Table 2. Treatment Options for Stage I Seminoma.
Morning Report Questions
Q: How are the nonseminiferous germ-cell tumors managed?
A: Most patients with a nonseminomatous germ-cell tumor present with clinical stage I disease. Treatment options after orchiectomy include active surveillance, nerve-sparing retroperitoneal lymph-node dissection, and adjuvant BEP for one or two cycles; each of these options is associated with 99% long-term cure rates. Patients are characterized as high risk (relapse rates of 50% with surveillance) or low-risk (relapse rates of 15% with surveillance) according to the presence or absence of lymphovascular invasion. Patients with a low-volume stage II nonseminomatous germ-cell tumor (disease confined to the retroperitoneal lymph nodes, with the lymph nodes <3 cm in diameter) and normal beta-hCG [beta human chorionic gonadotropin] and AFP [alpha-fetoprotein] levels after orchiectomy are generally treated with retroperitoneal lymph-node dissection, although care must be individualized. Patients with higher-volume stage II disease or increasing levels of markers should receive chemotherapy (BEP for three cycles or etoposide and cisplatin for four cycles). Cures are achieved in 95 to 99% of patients.
Table 3. Treatment Options after Orchiectomy for Stage I Nonseminomatous Germ-Cell Tumor.
Q: What are long-term risks of treatment for a patient with testicular cancer?

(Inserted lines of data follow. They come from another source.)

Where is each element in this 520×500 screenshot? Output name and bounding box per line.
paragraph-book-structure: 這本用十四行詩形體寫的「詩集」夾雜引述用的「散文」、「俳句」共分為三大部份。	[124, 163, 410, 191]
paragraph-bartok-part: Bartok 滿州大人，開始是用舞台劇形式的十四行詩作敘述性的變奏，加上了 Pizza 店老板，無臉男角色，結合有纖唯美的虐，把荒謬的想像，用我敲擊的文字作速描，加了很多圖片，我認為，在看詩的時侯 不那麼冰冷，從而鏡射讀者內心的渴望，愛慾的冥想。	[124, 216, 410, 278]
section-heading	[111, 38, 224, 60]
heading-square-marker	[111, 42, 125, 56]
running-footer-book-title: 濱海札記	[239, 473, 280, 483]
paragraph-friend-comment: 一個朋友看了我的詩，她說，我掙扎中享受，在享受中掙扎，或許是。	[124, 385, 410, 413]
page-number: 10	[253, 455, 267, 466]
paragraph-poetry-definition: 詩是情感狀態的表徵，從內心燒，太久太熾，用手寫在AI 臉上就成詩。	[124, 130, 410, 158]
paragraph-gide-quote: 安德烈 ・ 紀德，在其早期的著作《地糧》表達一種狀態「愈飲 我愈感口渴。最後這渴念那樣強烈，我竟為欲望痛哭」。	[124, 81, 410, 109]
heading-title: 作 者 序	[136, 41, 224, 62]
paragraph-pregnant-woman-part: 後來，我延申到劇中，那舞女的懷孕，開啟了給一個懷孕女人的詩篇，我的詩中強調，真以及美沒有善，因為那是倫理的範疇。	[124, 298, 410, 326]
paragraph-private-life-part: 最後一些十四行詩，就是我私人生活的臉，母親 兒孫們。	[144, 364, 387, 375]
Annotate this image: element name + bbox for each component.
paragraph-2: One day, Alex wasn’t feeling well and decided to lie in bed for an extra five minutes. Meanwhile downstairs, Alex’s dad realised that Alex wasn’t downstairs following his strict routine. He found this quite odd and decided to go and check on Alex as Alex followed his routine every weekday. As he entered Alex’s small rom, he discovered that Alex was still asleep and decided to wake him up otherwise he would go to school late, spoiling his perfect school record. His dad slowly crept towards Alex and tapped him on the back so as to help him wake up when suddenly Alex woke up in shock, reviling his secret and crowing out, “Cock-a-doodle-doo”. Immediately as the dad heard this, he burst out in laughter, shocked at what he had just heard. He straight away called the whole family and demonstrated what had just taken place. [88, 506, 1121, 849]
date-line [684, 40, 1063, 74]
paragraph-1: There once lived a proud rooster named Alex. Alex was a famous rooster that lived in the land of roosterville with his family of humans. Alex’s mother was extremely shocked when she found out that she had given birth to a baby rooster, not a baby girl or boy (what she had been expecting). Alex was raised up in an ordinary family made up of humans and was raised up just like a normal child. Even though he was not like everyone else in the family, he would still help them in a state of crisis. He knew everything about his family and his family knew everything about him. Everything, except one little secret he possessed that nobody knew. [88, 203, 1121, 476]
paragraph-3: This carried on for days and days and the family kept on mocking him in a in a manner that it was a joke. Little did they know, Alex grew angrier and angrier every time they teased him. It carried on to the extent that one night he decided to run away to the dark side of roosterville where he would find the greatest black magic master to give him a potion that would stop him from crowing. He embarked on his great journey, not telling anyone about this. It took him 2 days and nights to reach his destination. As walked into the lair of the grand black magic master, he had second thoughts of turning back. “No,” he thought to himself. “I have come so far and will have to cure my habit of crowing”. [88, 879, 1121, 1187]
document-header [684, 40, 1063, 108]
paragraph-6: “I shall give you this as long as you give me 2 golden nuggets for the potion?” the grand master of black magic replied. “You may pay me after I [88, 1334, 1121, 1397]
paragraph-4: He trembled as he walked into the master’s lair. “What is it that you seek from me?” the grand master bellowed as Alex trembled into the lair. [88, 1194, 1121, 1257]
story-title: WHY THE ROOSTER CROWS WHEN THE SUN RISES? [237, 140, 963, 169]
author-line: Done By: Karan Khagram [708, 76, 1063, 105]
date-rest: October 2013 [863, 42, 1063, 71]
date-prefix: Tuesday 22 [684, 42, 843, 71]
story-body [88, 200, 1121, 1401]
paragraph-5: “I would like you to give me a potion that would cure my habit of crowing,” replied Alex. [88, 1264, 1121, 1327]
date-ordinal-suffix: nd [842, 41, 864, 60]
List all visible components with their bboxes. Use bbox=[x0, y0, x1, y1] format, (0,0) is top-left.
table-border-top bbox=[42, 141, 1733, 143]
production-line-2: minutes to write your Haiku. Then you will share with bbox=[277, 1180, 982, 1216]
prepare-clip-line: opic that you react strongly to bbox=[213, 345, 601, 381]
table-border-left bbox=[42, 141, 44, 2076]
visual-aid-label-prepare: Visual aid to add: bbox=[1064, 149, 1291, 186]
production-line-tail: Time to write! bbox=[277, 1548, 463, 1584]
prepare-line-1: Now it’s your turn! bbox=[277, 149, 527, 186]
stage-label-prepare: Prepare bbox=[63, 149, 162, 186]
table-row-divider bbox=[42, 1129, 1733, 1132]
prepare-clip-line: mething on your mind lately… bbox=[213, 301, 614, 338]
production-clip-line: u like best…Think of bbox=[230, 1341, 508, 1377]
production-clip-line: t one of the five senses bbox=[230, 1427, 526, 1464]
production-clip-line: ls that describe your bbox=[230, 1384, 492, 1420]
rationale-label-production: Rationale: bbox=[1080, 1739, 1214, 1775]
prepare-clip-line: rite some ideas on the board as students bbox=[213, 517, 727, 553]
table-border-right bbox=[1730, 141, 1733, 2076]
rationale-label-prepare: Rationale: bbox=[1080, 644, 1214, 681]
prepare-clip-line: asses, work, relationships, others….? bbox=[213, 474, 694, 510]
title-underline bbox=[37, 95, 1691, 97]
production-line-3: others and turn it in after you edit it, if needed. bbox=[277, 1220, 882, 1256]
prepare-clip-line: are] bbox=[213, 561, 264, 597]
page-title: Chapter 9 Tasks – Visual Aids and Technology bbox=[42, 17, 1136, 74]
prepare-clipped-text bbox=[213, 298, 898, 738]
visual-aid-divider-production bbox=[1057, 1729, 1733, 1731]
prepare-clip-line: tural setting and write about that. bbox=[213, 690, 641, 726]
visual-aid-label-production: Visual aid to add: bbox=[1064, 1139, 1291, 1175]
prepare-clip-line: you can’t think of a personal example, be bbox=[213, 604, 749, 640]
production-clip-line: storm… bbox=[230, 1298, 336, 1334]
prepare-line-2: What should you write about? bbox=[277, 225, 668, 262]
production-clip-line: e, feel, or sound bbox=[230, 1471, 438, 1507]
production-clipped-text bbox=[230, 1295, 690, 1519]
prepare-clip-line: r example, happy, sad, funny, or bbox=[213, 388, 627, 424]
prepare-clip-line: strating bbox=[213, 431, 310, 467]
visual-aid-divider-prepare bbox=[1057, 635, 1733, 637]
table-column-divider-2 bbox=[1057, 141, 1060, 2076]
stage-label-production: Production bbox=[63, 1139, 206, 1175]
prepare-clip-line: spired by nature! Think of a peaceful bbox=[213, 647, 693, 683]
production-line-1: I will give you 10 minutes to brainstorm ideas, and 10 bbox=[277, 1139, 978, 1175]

A: Since most patients will survive after a diagnosis of testicular cancer, clinicians must be vigilant to reduce the long-term risks of therapy and limit unnecessary morbidity and early mortality. Therapeutic radiation has been recognized as a risk factor for secondary cancers. However, studies also implicate chemotherapy in the risk of cancers of the kidney, thyroid, soft tissue, bladder, stomach, and pancreas, as well as in the risk of lymphoma and leukemia. Survivors of testicular cancer are also at risk for later relapse of disease (defined as relapse >2 years after remission), as well as for the metabolic syndrome; cardiovascular disease; infertility; neurotoxic, nephrotoxic, and pulmonary toxic effects; Raynaud’s phenomenon; psychosocial disorders; and hypogonadism, which may confer a predisposition to sexual dysfunction, fatigue, depression, and osteoporosis. Retrograde ejaculation may develop postoperatively in men who have undergone retroperitoneal lymph-node dissection. The most comprehensive study to date is under way to understand the genetic susceptibility to the long-term toxic effects of platinum-based chemotherapy in survivors of testicular cancer.